Speaking to reporters outside a Beijing courthouse where preliminary hearings are being held, the hotel manager had this to say: “I think it is hyped up. First, nobody died. Second there was no fire. Third, there was no rape.”
Unsurprisingly, his comments instantly went viral with netizens coming out to condemn the manager and call for a boycott of Home Inns hotels nationwide.
“The quality of management absolutely reflects the quality of the hotel. Do you still dare to spend the night there?” one netizen asked.
“Right now, I’m staying at a Home Inns hotel, obviously I am on my way to check out,” echoed another.
Home Inns also didn’t appreciate the comments made by one of their employees, quickly releasing a statement on its official Weibo page to say that his views do not reflect at all the position of the company. Moreover, they said his comments broke company rules and he will be handled severely.
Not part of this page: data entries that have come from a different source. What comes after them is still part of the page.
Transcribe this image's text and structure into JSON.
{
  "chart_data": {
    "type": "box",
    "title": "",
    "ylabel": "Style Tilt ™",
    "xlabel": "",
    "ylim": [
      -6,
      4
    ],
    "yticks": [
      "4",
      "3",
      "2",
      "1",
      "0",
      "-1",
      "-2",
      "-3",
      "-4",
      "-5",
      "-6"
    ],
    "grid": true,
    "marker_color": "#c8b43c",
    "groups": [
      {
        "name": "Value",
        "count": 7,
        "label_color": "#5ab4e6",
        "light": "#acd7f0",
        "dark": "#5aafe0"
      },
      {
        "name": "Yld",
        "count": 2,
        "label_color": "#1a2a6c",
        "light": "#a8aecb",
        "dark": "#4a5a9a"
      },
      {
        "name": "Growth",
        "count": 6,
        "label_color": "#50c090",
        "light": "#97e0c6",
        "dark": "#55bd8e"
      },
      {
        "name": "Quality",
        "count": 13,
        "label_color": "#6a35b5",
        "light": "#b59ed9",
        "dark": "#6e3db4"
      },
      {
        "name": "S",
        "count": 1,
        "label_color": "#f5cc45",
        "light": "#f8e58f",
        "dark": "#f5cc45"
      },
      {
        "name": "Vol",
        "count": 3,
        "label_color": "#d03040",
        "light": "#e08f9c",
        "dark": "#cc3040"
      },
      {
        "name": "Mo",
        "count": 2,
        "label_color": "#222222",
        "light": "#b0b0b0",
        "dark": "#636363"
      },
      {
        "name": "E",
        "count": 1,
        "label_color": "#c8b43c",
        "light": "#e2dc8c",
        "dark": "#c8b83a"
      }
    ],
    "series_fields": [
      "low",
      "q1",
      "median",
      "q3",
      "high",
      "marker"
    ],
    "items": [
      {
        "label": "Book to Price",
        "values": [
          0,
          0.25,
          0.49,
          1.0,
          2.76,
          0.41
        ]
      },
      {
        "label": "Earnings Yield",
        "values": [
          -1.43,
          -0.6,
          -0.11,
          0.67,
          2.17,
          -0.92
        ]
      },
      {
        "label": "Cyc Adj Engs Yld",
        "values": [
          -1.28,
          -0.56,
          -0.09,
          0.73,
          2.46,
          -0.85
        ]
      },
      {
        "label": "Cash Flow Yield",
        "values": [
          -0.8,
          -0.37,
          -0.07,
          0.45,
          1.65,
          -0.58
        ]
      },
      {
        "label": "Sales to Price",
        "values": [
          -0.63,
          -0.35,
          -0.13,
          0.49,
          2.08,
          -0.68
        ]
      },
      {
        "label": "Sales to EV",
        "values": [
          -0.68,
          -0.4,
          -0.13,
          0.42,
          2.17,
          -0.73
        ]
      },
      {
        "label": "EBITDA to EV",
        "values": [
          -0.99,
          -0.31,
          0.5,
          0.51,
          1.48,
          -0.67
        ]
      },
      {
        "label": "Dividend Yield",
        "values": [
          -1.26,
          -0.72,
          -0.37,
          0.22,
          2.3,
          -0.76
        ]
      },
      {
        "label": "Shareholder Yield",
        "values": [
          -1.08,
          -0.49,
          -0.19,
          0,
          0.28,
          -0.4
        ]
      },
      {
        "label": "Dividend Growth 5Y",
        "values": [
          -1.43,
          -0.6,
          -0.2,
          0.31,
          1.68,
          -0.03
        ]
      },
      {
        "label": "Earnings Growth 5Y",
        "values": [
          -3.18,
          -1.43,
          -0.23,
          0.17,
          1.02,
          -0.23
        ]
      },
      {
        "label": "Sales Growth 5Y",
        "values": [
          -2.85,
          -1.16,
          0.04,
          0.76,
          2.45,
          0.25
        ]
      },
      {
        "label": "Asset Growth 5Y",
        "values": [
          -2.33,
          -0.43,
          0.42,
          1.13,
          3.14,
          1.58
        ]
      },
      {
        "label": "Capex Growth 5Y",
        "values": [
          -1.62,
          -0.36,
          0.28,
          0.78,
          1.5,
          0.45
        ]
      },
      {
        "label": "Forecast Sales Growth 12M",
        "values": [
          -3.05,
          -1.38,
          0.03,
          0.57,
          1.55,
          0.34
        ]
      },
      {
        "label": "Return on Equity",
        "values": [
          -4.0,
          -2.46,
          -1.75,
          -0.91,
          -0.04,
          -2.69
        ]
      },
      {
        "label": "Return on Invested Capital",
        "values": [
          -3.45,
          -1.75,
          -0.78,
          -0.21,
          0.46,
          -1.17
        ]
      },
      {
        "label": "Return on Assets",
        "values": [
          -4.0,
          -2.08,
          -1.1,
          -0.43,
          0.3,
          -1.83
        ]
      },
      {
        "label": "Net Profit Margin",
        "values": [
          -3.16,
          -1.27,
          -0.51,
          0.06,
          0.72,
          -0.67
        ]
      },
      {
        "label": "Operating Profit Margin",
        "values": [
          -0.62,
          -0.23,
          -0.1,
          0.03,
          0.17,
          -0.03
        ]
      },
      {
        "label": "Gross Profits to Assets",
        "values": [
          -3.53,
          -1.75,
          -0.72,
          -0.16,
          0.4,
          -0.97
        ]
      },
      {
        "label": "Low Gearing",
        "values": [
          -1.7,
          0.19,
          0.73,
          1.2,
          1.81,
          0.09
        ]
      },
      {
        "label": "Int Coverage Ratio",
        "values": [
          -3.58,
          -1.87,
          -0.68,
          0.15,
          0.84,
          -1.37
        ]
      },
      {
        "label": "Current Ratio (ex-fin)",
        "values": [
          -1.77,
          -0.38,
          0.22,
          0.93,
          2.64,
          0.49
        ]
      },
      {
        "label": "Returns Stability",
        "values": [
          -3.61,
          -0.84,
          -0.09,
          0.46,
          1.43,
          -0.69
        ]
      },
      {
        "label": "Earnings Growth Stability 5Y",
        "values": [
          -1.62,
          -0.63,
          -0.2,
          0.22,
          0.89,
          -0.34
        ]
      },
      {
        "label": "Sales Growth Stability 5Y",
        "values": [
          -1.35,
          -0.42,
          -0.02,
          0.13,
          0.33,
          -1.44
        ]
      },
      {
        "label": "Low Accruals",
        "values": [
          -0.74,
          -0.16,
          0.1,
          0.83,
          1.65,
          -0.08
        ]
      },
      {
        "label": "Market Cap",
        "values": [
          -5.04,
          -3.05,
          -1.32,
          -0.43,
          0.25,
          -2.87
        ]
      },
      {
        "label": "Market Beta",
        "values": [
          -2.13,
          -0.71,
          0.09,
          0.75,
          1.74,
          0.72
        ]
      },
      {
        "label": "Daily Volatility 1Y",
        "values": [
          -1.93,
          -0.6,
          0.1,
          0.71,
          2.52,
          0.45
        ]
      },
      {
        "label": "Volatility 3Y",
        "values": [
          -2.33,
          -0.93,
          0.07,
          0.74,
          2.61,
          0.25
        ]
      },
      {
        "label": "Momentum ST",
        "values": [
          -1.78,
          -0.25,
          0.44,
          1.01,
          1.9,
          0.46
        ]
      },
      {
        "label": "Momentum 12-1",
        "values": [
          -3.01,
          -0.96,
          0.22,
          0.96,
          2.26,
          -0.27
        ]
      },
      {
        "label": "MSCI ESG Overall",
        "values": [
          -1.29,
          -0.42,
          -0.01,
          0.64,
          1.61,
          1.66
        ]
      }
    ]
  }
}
Watch the brief interview here:
The attack on the woman became the hottest topic in China after Weibo user “Wanwan_2016” posted a shocking account of her near abduction at a Home Inns hotel, managed by Yitel Hotel, in Beijing’s popular 798 Art District. Wanwan said that as she was returning to her room late last Sunday night, she was assaulted by a man who tried to kidnap her.
In the ensuing struggle that lasted five minutes, multiple passersby witnessed the woman trying to fight off her attacker, but did nothing to help, including one hotel worker who merely told them to please not fight in the hall, believing that they were a couple, despite the woman’s desperate pleas to the contrary.
Eventually a woman did stop to help and the attacker was forced to flee. Wanwan wrote that afterward both police and hotel management were initially extremely unhelpful in investigating her case.
However, that all quickly changed when surveillance footage of the attack was posted online by Wanwan on her Weibo page. The video went viral and Home Inns swiftly issued a statement apologizing to the woman, while police jumped on the case.
Online observers believed that the root cause of the crime may have lied in the rampant sex trade offered at budget hotels in China. Journalists found trashcans in the hallways of the hotel littered with cards offering sex services.
On Thursday, their suspicions were confirmed with the arrest of the man in the video, a 24-year-old surnamed Li. He was caught by police in Xuchang city, Henan province, 760 km from Beijing. He confessed that he had been slipping call cards with information about prostitution under doors at the hotel when he spotted the woman, and believed that she was not a guest, but competition. He called his gang and started trying to drag her away.
Two days later, police announced that four other members of Li’s gang had been detained over the shocking hotel attack.
While Wanwan and her supporters applauded the arrest of the people involved in her shocking attack, for many netizens it also served as further evidence that the Chinese police and legal system needs work, via the BBC:
“When something happens, it seems like taking to social media is more useful than dialing 110 [the police number in China],” one netizen commented.
“I’m still very angry! Your police statement came too late! We forced it out of you! There are thousands of other women like Wanwan whose cases haven’t been resolved!” another wrote in.